Wir leiden alle an irgendwelchen Zwängen, nur: Einige davon sind salonfähig oder sogar chic geworden, andere nicht sichtbar oder werden gesellschaftsfähig kaschiert. Und genau hier liegt das Problem der selbsternannten Normalo's: Was wir (auch ich) nicht sehen, das gibt es nicht. Wenn wir was sehen, dann muss es sofort weggeschafft werden. Genau hier entsteht der Druck für die Betroffenen. Die Frage nach der Ursache kommt auch zu selten.

Ihr seid alle genauso okay oder genauso krank (ich meine nicht den ICD...) wie jeder andere, der über die Welt spaziert. Ihr habt aber den Unwissenden gegenüber einen Riesenvorteil: Ihr wisst, wie man nicht mit anderen Menschen umgehen sollte.
Die intelligenteren Menschen sind wahrscheinlich hier.

Monty
„Man sieht nur mit dem Herzen gut. Das Wesentliche ist für die Augen unsichtbar.“

Antoine de Saint-Exupery

5

Freitag, 5. Januar 2007, 11:58

Das sind schöne Erkenntnisse, die Du beschreibst in Bezug auf Zwängler. Ich sehe auch einen geeigneten Therapeuten für sinnvoll an, bezweifle aber, daß ein Kind mit 8 Jahren den abstrakten Begriff „Therapeut” verstehen kann.

Daß Du dem Kind pro Forma die Wahl lassen möchtest, ob es dorthin geht, finde ich eine nette Idee. Falls Du ihm die Wahl tatsächlich lassen möchtest, fände ich das nicht o.k., weil wie oben gesagt, das Kind weder die Notwendigkeit noch die genaue Funktion eines Therapeuten erkennen kann.

Das ist auch das, was mich an Deinen beiden Postings bisher am meisten wundert. Du versuchst dem Kind scheinbar sehr viel zu erklären.

Wenn Du Schwierigkeiten hast einen spezialisierten T. zu finden, such nach einem Familient.
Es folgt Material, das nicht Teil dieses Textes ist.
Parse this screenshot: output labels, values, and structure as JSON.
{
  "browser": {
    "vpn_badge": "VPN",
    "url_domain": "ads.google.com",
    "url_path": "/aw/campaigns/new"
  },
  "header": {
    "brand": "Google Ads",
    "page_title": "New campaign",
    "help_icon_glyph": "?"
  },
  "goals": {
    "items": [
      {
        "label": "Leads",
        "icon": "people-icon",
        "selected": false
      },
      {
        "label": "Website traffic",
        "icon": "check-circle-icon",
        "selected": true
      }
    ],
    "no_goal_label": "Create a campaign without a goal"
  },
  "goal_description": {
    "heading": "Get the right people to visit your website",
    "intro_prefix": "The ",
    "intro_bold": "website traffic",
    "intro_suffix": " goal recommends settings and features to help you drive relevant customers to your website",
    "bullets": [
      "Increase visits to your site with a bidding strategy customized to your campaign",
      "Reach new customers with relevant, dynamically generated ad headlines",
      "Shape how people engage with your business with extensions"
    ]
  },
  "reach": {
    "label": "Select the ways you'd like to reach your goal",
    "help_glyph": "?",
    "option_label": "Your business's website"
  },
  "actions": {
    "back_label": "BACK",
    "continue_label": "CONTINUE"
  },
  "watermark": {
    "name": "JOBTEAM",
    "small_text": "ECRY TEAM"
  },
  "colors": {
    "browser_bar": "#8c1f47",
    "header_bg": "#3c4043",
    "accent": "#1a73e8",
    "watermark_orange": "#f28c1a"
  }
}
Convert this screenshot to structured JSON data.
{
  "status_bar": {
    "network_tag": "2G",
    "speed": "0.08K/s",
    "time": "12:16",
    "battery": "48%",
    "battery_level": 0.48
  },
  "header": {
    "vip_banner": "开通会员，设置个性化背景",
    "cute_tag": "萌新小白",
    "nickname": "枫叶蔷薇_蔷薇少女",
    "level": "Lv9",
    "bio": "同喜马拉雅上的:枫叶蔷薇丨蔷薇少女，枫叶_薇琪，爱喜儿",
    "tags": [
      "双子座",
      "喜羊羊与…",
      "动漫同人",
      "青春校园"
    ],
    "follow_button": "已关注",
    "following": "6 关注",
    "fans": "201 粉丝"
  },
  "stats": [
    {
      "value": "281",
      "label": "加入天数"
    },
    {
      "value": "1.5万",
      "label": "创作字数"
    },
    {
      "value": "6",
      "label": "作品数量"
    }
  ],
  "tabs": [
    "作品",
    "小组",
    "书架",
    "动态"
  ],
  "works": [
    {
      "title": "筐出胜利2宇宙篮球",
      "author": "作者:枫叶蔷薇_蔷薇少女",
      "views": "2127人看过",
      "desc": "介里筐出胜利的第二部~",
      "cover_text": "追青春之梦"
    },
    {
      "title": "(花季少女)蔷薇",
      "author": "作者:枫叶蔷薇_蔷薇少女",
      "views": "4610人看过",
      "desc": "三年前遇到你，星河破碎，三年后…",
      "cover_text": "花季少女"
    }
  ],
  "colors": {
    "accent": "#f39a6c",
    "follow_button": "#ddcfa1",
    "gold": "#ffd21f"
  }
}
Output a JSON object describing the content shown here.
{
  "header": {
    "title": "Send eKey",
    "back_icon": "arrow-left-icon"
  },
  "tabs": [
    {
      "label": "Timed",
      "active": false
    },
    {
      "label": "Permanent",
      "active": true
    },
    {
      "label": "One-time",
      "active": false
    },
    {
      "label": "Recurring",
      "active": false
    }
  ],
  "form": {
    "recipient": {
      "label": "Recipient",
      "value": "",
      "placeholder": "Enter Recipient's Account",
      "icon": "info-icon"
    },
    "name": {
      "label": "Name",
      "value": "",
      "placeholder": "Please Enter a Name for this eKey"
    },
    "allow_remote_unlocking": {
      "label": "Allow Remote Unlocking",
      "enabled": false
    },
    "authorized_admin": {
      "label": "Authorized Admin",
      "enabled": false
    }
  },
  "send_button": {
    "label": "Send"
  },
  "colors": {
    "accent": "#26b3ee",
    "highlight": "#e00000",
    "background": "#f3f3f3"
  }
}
Das scheint mir in vielen Fällen sowieso sinnvoller zu sein.

Und vorsicht mit Jirina Prekop http://www.sonntagsblatt.de/artikel/2000/30/30-s4.htm . Die Therapiemethode ist mir auch sympathisch, aber nicht im dem Kontext, daß Du das Kind wie beschrieben losreißt und dann festhältst. Das kann eine gegenteilige Konditionierung aufbauen nach dem Motto: Immer wenn ich mich nicht losreißen kann, dann werde ich in den Arm genommen.

Frage: Was war im Alter von 1,5 Jahren? Was ist das für ein „Druck, der sich schlussendlich in den Zwängen äußert?”

Pit-2001

unregistriert

6

Freitag, 5. Januar 2007, 18:57

RE: @Hope & Pit

Danke Monty, für deinen Beitrag.

Nach soviel Elend mit Menschen, die mir das Leben zur Hölle machen, möchte ich einfach danbar sein, für Leute, die sich ein wenig in das "Unsichtbare" Elend hinablassen.

Ich danke denen, die mir jemals geholfen haben und denen, die so wunderschöne Briefe schreiben, wie du.

Man kann euch und eurem Kind nur alles Gute wünschen.

Ihr macht es gut, wenn ihr Betroffene fragt, von denen kann man mitunter Dinge erfahren, die man sonst nicht so einfach bekommt. Und es ist gut, wenn diese Dinge dann von einem Therapeuten oder Wissendem abgeglichen werden. Dann könnt ihr euch ein Bild machen und immer besser mitreden.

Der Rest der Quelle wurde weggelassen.